The biggest unknown of all is what the consumer will pay. I remember a time in my twenties when I realized, with delight, that I could afford to buy all the books I could read. I imagine I’m not atypical of avid readers in saying that I wouldn’t read any more books if they were all free, and I wouldn’t read much less if they cost twice as much. An economist would argue that most of the “cost” of a book resides in the precious leisure time expended reading it. Figure how many hours you spend reading a book and multiply by your billing rate. It’s going to be a lot more than $12.99. We’re dickering over the tip, not the restaurant bill.
But most people don’t think like economists. The value of one’s own time is not so easily quantified as a price printed on a jacket. That price carries disproportionate weight in purchase decisions, and people can get upset over the most incremental increase (“it’s the principle of the thing!”) Confirming the anchoring theory, it’s reported that some readers are upset at Apple for trying to raise prices above the God-, or Amazon-given $9.99.
Psychologists say that prices have an element of confabulation. We spin a mental narrative in which the prices we set are exact, rigorous, and inevitable —oblivious to how arbitrary those prices actually are. I suspect that everyone involved in the eBook price war would be just as upset, had the line in the sand been drawn at $4.99 or $19.99. I don’t know what eBook prices we’ll end up with, but I’m reasonably sure of one thing: If we think there’s an entirely logical price for a digital book, we’re only fooling ourselves.

Sunday, April 4, 2010

The Loser’s Curse

Richard Thaler has an article in today's New York Times on mispricing of NFL talent.
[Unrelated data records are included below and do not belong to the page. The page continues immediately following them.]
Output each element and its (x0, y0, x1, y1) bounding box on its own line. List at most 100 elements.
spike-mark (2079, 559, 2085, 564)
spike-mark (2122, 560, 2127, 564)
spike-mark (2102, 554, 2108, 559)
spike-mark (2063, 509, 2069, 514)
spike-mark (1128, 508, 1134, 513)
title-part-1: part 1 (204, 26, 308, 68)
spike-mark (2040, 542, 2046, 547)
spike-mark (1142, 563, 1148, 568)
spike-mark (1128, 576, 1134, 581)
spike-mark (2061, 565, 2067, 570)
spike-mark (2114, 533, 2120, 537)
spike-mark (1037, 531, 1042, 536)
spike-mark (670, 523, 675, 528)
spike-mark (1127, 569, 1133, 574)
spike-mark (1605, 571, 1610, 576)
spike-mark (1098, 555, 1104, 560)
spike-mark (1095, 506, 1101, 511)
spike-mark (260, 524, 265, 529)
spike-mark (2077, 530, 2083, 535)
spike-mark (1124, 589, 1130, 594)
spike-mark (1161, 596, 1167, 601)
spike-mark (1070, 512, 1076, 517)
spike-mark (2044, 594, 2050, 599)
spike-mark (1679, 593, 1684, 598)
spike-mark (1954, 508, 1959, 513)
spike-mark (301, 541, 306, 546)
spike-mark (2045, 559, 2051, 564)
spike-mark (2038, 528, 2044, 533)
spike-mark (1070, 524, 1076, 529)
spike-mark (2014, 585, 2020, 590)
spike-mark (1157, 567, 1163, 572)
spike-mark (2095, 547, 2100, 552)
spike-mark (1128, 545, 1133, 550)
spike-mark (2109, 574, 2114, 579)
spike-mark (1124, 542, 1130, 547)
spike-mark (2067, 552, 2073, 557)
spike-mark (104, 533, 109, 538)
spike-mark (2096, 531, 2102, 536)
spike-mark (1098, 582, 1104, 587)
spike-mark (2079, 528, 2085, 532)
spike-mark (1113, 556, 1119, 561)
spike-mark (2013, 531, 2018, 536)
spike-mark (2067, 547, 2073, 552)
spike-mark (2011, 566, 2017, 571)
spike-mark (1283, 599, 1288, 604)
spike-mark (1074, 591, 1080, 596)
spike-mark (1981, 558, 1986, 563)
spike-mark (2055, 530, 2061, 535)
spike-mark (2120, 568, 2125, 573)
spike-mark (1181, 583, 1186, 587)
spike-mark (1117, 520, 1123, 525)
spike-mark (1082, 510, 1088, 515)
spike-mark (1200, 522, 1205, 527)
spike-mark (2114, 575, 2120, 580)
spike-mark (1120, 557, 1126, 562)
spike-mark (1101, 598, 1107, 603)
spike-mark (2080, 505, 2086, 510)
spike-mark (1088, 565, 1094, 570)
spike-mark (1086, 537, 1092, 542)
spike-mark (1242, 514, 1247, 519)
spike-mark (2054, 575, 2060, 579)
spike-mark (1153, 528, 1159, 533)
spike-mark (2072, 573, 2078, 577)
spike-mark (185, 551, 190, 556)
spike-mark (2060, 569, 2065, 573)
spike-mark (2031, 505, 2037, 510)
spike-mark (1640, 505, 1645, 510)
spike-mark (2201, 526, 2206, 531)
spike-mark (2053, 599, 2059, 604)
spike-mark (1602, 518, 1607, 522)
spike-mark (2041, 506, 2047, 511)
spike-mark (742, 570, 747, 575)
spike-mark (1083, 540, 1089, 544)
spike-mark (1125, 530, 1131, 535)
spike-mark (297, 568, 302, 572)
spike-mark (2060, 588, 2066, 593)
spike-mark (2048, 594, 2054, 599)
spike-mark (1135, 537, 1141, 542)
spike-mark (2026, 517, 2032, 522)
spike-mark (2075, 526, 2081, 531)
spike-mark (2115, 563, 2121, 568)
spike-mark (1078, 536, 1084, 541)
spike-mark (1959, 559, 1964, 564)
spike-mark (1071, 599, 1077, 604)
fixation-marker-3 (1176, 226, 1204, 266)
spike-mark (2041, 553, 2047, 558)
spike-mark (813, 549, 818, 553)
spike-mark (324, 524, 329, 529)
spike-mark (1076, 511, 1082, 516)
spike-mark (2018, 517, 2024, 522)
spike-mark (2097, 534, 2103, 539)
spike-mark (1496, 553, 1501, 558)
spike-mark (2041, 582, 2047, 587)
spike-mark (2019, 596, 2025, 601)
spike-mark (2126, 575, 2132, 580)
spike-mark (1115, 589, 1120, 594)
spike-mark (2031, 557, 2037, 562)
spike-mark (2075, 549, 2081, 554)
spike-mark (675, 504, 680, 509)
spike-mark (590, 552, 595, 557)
In the NFL draft, losing teams trade away too much for "first pick" players, Thaler and Cade Massey argue in a recently updated paper.

"We found that the teams choosing early in the draft generally don’t, in fact, get the players that provide the most value per dollar. Our paper is titled “The Loser’s Curse” because we discovered that the first pick in the draft is, on average, the least valuable in the entire first round."
That surprising result has implications not only for football, but also for any domain where organizations try to select talent, whether C.E.O.’s or their own “rookies” — newly minted graduates."

In related news, the Times has an amusing graphic comparing some star CEOs' compensation to their companies' performance.